A 54-year-old man was performed PCI in ER for suffering from ACS. Coronary artery angiography showed that 95 % stenosis was noted in the middle segment of the left anterior descending branch with blood thrombosis, 75 % stenosis in the middle segment of the first diagonal branch, and 80 % stenosis in the proximal segment of the second diagonal branch of the LAD coronary artery. A stent was input in the middle segment of the LAD after thrombus aspiration. Myocardial perfusion and FDG imaging were performed for evaluating myocardial viability (Fig. 8.23).

Fig. 8.23
figure 26

(ab) Resting myocardiac 18F–FDG PET perfusion imaging perfectly matched with 99mTc-sestamibi cardiac scan images (a).
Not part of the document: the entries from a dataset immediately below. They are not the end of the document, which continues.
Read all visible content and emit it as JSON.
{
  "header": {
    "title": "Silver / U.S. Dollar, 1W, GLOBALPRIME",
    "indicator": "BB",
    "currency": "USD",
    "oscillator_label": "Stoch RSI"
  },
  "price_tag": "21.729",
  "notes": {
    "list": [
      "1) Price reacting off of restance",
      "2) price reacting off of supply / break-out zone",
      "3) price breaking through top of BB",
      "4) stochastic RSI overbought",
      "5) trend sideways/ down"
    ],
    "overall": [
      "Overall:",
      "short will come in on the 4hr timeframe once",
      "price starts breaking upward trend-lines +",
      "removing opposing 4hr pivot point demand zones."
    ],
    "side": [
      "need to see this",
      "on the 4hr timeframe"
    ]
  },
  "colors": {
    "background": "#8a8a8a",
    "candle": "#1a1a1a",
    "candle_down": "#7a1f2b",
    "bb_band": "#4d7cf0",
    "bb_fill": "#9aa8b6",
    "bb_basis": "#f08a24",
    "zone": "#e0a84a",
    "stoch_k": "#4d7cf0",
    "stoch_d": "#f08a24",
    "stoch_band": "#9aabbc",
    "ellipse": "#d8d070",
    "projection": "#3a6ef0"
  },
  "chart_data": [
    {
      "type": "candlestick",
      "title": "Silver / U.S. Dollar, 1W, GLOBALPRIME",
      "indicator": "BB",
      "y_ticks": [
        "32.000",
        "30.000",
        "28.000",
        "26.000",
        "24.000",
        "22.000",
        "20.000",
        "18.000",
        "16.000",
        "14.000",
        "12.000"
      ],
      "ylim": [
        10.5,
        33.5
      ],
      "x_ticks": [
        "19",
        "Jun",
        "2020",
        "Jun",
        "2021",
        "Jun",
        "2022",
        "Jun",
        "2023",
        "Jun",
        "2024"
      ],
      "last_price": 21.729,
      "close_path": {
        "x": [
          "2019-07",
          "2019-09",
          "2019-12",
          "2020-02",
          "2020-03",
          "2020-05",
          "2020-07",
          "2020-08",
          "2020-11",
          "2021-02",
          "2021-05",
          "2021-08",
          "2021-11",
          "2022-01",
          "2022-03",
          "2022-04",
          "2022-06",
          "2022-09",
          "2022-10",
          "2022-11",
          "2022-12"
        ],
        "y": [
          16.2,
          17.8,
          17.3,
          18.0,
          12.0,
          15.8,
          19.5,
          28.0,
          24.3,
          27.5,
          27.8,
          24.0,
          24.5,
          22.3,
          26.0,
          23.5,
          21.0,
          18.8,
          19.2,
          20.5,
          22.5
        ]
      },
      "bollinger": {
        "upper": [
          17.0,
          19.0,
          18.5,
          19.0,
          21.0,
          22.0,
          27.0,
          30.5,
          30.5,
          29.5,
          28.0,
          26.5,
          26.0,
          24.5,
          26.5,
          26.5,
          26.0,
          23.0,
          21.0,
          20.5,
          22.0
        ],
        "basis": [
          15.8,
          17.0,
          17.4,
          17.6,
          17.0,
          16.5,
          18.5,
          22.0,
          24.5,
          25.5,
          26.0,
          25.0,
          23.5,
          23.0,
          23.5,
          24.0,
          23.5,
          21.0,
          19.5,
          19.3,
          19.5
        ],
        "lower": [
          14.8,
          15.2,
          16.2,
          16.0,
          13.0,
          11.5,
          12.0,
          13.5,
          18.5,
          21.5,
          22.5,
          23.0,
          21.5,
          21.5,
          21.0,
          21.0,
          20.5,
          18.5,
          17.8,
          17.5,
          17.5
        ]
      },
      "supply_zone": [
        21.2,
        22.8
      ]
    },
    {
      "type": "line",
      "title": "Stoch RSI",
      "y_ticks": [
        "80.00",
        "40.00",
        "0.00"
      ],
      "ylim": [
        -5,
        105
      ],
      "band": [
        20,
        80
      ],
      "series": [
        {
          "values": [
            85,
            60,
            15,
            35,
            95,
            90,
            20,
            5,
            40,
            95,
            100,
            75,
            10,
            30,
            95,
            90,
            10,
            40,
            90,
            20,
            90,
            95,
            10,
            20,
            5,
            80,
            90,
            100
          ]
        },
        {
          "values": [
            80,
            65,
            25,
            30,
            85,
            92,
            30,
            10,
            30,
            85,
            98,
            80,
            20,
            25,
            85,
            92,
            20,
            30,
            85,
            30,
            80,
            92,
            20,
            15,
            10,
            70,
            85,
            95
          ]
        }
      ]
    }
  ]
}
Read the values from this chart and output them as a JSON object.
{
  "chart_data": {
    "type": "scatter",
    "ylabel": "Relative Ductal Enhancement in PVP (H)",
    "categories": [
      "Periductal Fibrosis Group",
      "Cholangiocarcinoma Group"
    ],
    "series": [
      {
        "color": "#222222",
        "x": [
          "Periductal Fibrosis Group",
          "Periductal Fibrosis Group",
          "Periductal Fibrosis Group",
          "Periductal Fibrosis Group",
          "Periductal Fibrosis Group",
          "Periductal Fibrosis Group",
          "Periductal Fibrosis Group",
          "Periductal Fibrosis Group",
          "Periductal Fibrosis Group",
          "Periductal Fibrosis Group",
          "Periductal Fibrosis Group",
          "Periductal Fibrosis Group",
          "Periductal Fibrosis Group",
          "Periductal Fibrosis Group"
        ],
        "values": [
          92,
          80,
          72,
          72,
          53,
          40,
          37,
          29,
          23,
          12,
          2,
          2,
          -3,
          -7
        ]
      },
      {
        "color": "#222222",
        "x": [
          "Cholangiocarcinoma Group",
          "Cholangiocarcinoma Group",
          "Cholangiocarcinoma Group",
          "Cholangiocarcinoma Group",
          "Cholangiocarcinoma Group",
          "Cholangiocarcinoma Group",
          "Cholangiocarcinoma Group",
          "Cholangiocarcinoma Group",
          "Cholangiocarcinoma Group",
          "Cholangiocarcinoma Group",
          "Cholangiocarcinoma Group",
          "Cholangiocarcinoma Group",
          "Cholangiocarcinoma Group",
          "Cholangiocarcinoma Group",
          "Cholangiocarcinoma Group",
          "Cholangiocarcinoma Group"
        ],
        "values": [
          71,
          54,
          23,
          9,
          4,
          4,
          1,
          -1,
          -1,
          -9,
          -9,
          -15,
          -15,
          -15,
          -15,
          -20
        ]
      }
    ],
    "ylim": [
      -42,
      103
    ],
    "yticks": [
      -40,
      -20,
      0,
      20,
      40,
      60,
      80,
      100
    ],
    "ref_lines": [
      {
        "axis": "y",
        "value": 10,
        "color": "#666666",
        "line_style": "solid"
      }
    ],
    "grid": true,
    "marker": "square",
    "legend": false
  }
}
The defects in the anterior and inferior wall, anterior and septal walls at the apex, and apex were seen in the left anterior descending territory (b)

Summary

UIH PET/CT scanner in Zhongshan Hospital is widely used in clinical settings. The high-resolution time-of-flight PET/CT scanner can provide high-quality diagnostic imaging. By now it is stable for use, and its scan time is also reasonable. Moreover, the HyperView (23.6 cm) is convenient to use for patients. In addition, the scanner for small animal study is extra benefits. We think that the UIH high-resolution time-of-flight PET/CT scanner will be widely used in clinical practice and benefit more patients with promise.